NHS in Scotland 'facing more cost pressures'
- 16 December 2010
- From the section Scotland
Scotland's health service is performing well but still faces unprecedented financial pressures, an independent report has concluded.
Audit Scotland said last year all NHS bodies met their financial targets.
The public spending watchdog found the service underspent by £43m - about 0.4% of its £10.9bn budget in 2009/10.
But the report warned patients' demands on services were increasing and cost pressures such as pay, fuel and drug prescribing were expected to rise.
At the same time, it said, the year-on-year increase in funding for the health service was slowing down, meaning that all NHS bodies will have to find "significantly more financial savings" to deliver the same level of quality provided in previous years.
Auditor General for Scotland Robert Black said: "In 2009/10 NHS bodies continued their good financial performance of recent years, with all boards ending the year within budget.
"However, they have had to find significant savings to balance their budgets and will need to find even more to continue to do so.
"While the NHS budget will rise in 2011/12, this will be a far smaller increase than in previous years and is likely to be outstripped by rises in demand and cost pressures."
He added: "The health service is taking action to meet the longer term financial challenges. But for these to be successful, it needs good workforce planning, better information on costs, quality and activity, close partnership working and sound leadership."
Health Secretary Nicola Sturgeon welcomed the report.

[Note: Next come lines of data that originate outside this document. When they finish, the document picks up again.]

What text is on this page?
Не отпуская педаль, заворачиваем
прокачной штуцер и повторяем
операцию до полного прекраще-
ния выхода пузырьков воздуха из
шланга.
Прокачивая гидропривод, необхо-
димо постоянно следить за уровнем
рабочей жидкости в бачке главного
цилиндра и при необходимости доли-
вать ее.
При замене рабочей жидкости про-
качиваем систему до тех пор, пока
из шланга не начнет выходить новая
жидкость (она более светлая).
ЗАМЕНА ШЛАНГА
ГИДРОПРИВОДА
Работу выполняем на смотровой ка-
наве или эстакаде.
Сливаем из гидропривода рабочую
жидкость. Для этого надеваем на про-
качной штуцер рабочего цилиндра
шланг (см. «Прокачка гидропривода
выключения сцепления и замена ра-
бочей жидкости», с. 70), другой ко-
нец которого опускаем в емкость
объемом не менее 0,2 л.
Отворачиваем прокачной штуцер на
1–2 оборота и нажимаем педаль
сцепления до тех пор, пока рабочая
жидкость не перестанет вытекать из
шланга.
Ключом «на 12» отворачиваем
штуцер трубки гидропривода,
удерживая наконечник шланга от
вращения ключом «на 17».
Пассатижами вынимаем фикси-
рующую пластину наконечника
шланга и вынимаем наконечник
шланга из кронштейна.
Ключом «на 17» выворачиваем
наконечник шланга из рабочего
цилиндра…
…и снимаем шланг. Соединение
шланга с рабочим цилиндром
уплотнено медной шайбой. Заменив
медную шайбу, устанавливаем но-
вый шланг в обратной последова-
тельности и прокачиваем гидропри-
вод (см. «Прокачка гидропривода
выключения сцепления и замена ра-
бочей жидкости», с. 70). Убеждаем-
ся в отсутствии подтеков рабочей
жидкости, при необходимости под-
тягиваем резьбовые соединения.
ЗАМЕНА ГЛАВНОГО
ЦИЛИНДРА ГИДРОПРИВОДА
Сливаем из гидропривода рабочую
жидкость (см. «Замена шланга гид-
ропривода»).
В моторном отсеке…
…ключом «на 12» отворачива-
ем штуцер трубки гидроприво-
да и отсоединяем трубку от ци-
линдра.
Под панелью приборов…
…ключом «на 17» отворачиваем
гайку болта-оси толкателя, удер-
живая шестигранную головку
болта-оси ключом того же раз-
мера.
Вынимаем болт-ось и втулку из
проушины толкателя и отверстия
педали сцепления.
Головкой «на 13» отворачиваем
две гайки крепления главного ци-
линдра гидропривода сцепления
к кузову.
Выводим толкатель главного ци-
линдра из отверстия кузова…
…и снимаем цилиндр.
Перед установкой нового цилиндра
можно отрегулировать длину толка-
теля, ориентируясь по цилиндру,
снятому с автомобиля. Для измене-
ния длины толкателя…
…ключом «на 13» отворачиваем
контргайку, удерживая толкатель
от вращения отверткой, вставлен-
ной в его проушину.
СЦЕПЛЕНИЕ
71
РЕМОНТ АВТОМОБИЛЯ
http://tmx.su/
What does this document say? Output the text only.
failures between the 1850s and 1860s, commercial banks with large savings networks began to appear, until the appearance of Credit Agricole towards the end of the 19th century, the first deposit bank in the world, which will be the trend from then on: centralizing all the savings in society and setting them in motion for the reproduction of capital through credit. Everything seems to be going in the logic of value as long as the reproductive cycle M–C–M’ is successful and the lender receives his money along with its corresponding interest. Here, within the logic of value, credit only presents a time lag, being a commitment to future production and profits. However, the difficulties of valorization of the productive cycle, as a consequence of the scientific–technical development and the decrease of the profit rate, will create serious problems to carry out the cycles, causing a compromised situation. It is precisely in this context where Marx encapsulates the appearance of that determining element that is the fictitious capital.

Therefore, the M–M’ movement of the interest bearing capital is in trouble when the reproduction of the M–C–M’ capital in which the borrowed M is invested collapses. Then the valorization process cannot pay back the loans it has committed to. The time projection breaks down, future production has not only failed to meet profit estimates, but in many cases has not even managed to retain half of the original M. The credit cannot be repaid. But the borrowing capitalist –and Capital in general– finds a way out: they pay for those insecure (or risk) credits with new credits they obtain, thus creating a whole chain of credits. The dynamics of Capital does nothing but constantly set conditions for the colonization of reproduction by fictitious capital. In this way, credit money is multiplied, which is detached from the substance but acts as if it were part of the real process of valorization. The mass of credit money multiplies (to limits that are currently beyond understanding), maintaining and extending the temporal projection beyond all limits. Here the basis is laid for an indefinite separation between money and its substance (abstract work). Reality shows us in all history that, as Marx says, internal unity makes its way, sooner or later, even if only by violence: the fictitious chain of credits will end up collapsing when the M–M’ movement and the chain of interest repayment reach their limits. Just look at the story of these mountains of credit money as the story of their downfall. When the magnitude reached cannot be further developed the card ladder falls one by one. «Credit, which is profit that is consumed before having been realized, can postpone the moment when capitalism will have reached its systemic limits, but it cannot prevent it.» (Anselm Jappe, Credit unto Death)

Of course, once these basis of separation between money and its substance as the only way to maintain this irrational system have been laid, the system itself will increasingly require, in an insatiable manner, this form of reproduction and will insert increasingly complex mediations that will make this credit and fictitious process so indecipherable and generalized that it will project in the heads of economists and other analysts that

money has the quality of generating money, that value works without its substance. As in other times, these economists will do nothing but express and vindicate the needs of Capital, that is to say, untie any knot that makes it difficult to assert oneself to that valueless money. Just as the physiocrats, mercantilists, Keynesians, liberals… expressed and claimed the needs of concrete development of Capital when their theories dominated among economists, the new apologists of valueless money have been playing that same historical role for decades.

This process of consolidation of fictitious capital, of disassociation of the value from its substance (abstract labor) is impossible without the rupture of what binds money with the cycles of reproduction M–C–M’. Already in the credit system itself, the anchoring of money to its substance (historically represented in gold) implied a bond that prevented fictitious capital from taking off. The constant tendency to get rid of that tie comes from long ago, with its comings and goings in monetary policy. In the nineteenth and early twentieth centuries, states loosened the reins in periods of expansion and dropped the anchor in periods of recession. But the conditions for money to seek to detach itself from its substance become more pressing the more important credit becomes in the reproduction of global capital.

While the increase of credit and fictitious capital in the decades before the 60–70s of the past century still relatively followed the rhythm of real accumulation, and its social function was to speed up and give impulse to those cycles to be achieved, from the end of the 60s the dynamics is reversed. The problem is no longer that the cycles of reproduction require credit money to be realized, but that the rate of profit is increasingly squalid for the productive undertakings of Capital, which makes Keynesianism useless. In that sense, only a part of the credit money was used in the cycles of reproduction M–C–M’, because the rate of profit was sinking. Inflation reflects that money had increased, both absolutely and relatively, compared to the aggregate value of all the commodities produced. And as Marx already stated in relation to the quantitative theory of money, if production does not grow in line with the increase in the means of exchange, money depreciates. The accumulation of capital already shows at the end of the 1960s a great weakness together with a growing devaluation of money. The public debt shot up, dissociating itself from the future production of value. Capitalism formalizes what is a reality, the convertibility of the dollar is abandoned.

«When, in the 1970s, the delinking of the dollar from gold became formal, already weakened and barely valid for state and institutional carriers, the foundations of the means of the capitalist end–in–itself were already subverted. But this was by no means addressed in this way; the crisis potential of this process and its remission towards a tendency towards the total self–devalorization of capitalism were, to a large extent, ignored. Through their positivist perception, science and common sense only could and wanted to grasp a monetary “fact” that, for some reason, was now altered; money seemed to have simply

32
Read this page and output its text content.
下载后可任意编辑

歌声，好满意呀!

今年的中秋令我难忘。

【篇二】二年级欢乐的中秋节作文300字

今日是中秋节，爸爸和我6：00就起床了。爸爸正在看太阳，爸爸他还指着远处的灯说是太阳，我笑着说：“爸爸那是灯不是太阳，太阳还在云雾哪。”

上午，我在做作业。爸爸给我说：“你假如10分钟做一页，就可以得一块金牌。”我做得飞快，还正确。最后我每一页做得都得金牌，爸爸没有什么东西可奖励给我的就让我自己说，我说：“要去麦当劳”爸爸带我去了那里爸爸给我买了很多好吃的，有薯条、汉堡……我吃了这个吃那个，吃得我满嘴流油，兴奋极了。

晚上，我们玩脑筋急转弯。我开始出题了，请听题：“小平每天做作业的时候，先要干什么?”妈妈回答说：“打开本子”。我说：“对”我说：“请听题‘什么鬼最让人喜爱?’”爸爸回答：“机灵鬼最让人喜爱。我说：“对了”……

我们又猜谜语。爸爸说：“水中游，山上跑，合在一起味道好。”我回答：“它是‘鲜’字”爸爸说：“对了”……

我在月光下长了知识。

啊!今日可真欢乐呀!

Ms Sturgeon said: "It is clear the pressure on NHS finances will continue to increase but I am confident that the health service is prepared for the challenges ahead.
"We will work with health boards to eliminate waste and encourage modernisation programmes to increase productivity and efficiency gains, while enhancing the quality of care.
"The priority for health boards must be to deliver key frontline services as efficiently and cost-effectively as possible."
Labour's health spokeswoman Jackie Baillie said the SNP government was "making the problem worse by getting its priorities so badly wrong".
She continued: "It simply doesn't make sense that nurses and midwives are bearing the brunt of the cuts.
"When money is tight we need to ensure that resources go to the frontline where they are needed most. That is why Labour is proposing to save money on bureaucracy by cutting the number of special health boards."
Conservative health spokesman Murdo Fraser said NHS bodies deserved recognition for meeting all their targets.
He commented: "However, we can do more and must not be complacent. Scottish Conservatives are committed to protecting the health budget, but we want to find efficiencies and divert funds to frontline services."
Liberal Democrat finance spokesman Jeremy Purvis said although NHS budgets were tight, there was "definitely room" to save public money so that it could be spent more effectively on frontline services.
He continued: "We want to see better management and purchasing of drugs to bring the bill down by 2.5% year on year.
"There are other areas where money can be saved. NHS top pay is three times higher under the SNP and the highest paid staff in the NHS will still keep £26m of bonuses next year.
"If we tackle these issues now, we can free up valuable resources for the NHS in years to come."
The Royal College of Nursing (RCN) said the report confirmed the findings of its own report - Taking the Pulse of NHS Scotland - which was published last week.
RCN director Theresa Fyffe said: "We agree with Audit Scotland that the level of financial information that health boards provide must be improved and must be linked to their workforce plans, given the need to ensure that the NHS has enough staff.
"Indeed, Audit Scotland has backed up our call for health boards to use the nationally agreed workforce and workload planning tools.
"This would ensure that Scotland has enough nurses with the right skills working in the right places to meet growing patient demand."